Weitere Forschung ist erforderlich

Obwohl die Beweise für die sexuelle Übertragung von BV zunehmen, sind weitere Forschungen erforderlich, um die Rolle von *G. vaginalis* und anderen beteiligten Bakterien vollständig zu verstehen. Es ist auch wichtig zu untersuchen, warum manche Frauen anfälliger für BV sind als andere und welche Faktoren zum Wiederauftreten der Infektion beitragen.

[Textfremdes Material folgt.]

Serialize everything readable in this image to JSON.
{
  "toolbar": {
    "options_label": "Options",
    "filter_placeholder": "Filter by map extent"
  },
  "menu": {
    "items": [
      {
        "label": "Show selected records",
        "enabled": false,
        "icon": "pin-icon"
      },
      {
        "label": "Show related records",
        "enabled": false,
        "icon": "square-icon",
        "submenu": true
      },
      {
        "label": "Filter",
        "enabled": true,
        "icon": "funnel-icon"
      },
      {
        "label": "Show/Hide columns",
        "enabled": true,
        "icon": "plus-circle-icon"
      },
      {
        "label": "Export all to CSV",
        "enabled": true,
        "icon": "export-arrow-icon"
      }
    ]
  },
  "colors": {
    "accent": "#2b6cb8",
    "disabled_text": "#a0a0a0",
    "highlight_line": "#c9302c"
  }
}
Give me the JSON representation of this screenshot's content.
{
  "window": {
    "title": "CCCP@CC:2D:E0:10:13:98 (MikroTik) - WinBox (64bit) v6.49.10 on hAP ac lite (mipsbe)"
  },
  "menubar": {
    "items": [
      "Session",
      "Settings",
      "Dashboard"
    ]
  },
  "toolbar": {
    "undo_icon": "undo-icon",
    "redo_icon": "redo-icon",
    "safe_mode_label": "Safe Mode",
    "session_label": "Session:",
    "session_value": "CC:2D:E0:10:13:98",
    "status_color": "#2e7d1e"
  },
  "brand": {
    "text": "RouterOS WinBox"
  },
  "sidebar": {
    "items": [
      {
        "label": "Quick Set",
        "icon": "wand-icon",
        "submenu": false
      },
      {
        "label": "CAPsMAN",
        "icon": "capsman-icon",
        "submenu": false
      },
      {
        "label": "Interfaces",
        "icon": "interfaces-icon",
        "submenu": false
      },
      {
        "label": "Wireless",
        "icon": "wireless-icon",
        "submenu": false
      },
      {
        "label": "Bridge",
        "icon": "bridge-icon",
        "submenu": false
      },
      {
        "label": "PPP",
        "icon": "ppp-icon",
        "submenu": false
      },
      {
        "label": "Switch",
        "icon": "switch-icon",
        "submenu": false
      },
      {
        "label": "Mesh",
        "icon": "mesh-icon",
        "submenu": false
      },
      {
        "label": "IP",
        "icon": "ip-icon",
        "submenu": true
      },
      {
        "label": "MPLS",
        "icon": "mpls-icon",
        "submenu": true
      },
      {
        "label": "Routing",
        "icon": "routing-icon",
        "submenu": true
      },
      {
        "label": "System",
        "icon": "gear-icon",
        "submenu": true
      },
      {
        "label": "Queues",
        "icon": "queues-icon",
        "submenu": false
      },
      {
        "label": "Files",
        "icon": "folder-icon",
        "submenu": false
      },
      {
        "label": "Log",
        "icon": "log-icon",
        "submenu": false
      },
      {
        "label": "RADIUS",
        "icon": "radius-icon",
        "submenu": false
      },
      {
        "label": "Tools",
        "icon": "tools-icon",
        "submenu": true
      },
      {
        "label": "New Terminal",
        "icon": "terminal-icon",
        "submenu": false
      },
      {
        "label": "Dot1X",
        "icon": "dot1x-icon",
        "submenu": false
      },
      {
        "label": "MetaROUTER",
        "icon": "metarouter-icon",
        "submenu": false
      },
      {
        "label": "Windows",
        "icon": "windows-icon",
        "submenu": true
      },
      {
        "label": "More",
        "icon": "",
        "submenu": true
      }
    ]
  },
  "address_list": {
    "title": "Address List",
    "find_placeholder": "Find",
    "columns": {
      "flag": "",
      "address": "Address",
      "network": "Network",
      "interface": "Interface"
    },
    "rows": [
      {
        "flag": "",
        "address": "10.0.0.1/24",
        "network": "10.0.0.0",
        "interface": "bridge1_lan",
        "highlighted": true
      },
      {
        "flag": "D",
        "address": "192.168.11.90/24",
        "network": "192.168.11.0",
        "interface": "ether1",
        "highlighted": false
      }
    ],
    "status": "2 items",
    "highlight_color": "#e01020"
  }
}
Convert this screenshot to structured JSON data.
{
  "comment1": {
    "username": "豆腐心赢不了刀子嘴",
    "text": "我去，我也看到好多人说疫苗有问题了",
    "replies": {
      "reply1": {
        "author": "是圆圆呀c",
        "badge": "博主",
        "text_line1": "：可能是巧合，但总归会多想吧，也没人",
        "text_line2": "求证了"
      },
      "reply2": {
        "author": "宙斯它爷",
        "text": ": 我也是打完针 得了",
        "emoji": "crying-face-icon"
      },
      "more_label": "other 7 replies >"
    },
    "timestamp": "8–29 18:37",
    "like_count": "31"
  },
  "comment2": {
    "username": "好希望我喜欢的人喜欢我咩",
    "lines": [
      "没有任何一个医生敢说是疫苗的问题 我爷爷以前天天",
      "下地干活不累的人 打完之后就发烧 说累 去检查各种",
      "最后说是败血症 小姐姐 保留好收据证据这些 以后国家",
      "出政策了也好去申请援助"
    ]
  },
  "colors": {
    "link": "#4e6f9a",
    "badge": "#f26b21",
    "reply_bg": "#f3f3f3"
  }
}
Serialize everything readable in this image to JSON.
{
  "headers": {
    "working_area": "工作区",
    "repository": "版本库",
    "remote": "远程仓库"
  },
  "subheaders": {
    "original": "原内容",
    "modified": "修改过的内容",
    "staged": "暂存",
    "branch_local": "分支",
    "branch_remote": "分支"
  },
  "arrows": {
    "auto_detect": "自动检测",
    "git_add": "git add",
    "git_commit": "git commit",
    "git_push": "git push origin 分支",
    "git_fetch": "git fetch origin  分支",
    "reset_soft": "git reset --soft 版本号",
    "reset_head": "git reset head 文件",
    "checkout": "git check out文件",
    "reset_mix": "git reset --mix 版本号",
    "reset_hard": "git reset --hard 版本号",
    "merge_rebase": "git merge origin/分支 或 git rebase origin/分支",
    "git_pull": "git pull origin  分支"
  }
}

Bis weitere Erkenntnisse vorliegen, sollten Frauen und ihre Sexualpartner sich der Möglichkeit der sexuellen Übertragung von BV bewusst sein und Maßnahmen ergreifen, um das Risiko zu verringern. Dazu gehören die konsequente Verwendung von Kondomen, die Begrenzung der Anzahl der Sexualpartner und die regelmäßige Untersuchung auf STIs.

Die Anerkennung von BV als STI wäre ein wichtiger Schritt, um die öffentliche Gesundheit von Frauen zu verbessern und sicherzustellen, dass diese häufige und oft übersehene Infektion die Aufmerksamkeit erhält, die sie verdient.